Sports ground safety certificate
If you operate a designated sports ground in England, Scotland or Wales that accommodates more than 10,000 spectators, you will require to hold a safety certificate.
A safety certificate is issued by the local authority for the area in which the sports ground is situated.
A safety certificate may be:
- a general safety certificate issued for the use of a sports ground for an activity or a number of activities specified in the certificate during an indefinite period
- a special safety certificate for the use of a sports ground for an activity or a number of activities specified in the certificate on a specified occasion or specified series of occasions or
- a safety certificate for a stand at a sports ground which provides covered accommodation for 500 or more spectators.
A safety certificate must contain terms and conditions that the local authority consider are either necessary or expedient to secure reasonable safety at a sports ground.
The holder of a certificate must comply with all of the terms and conditions attached to the certificate. Failure to comply with the certificate's terms and conditions is an offence.
A safety certificate must also have attached to it a plan of the sports ground to which the certificate relates.
To be eligible for a safety certificate, you must be likely to be in a position to prevent contravention of the terms and conditions of a certificate.
The local authority may by notice in writing require an applicant for a safety certificate to provide them with information and plans as they consider necessary to enable them to determine the terms and conditions that ought to be included in the certificate. This information must be submitted within a reasonable time frame. If the applicant fails to provide the requested information within the specified time the application will be deemed to have been withdrawn.
The local authority must send a copy of an application for a safety certificate to the chief constable and building authority for the area in which the sports ground is situated. Each of these bodies must be consulted about the terms and conditions to be included in a certificate. The fire authority are also notified of the application and consulted on the certificate's terms and conditions.
A certificate may be transferred from its holder to another person. Prior to transfer, the local authority must determine whether the person to whom the certificate is to be transferred is a person likely to be in a position to prevent contravention of the terms and conditions of the certificate. If this is so, the local authority may transfer the certificate to that person.
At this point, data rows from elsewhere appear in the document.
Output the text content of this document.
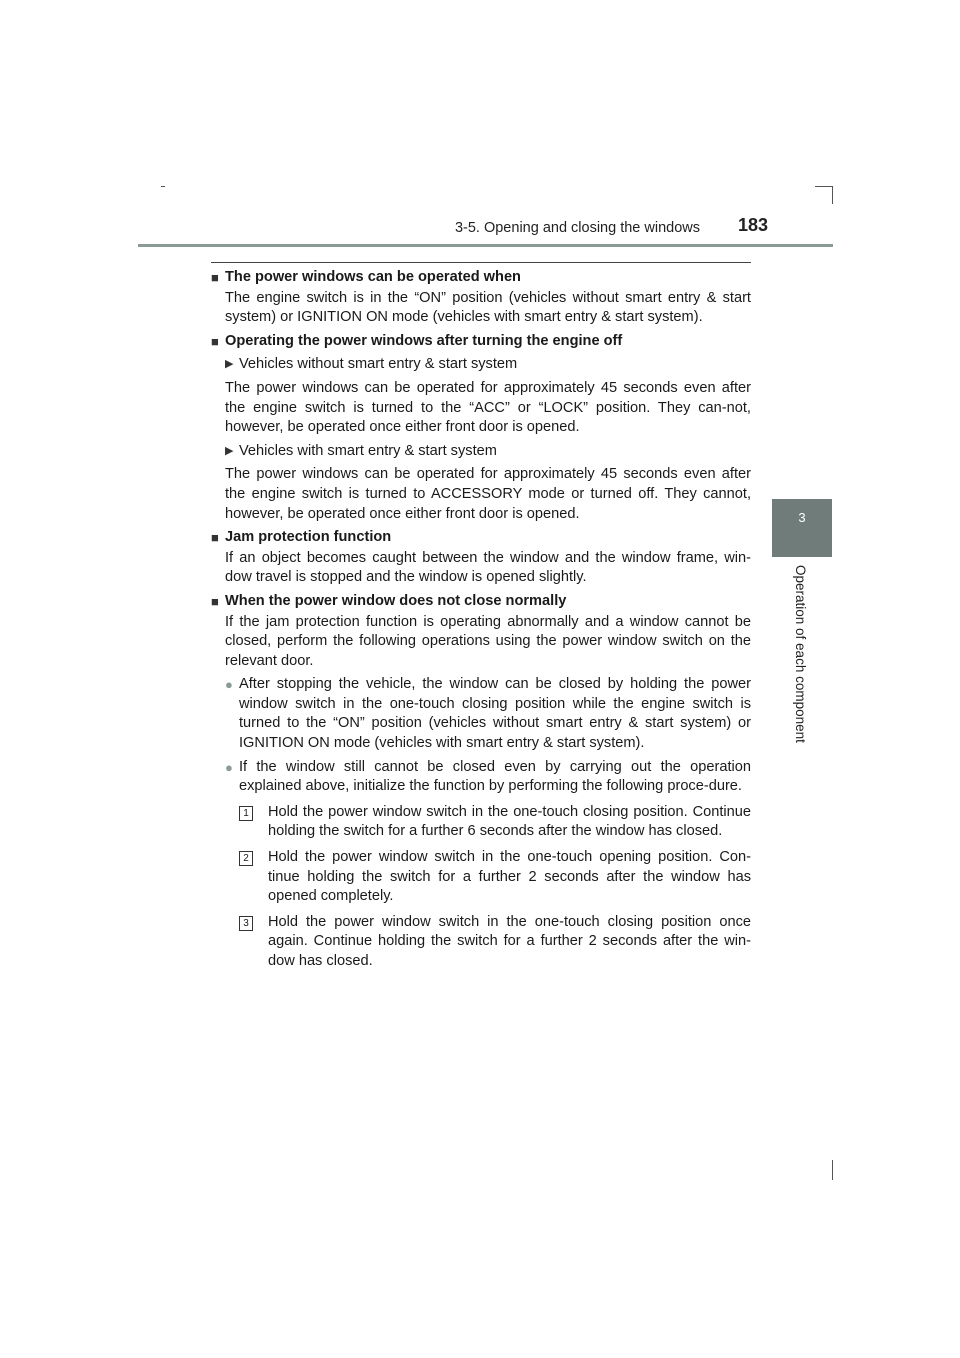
3-5. Opening and closing the windows 183
3
Operation of each component
■ The power windows can be operated when
The engine switch is in the “ON” position (vehicles without smart entry & start system) or IGNITION ON mode (vehicles with smart entry & start system).
■ Operating the power windows after turning the engine off
▶ Vehicles without smart entry & start system
The power windows can be operated for approximately 45 seconds even after the engine switch is turned to the “ACC” or “LOCK” position. They can-not, however, be operated once either front door is opened.
▶ Vehicles with smart entry & start system
The power windows can be operated for approximately 45 seconds even after the engine switch is turned to ACCESSORY mode or turned off. They cannot, however, be operated once either front door is opened.
■ Jam protection function
If an object becomes caught between the window and the window frame, win-dow travel is stopped and the window is opened slightly.
■ When the power window does not close normally
If the jam protection function is operating abnormally and a window cannot be closed, perform the following operations using the power window switch on the relevant door.
● After stopping the vehicle, the window can be closed by holding the power window switch in the one-touch closing position while the engine switch is turned to the “ON” position (vehicles without smart entry & start system) or IGNITION ON mode (vehicles with smart entry & start system).
● If the window still cannot be closed even by carrying out the operation explained above, initialize the function by performing the following proce-dure.
1 Hold the power window switch in the one-touch closing position. Continue holding the switch for a further 6 seconds after the window has closed.
2 Hold the power window switch in the one-touch opening position. Con-tinue holding the switch for a further 2 seconds after the window has opened completely.
3 Hold the power window switch in the one-touch closing position once again. Continue holding the switch for a further 2 seconds after the win-dow has closed.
The local authority must send a copy of a transfer application to the chief constable and the building authority. They must consult these bodies about any proposed transfer. The fire authority are also sent a copy of the transfer application and consulted on the proposal.
Safety certificates can also be amended or replaced.
No. The local authority must process your application before it can be granted. If you have not heard from the local authority within a reasonable period following submission of your application, please contact it.
It is an offence to admit spectators to a designated sports ground when no application for a safety certificate has been made.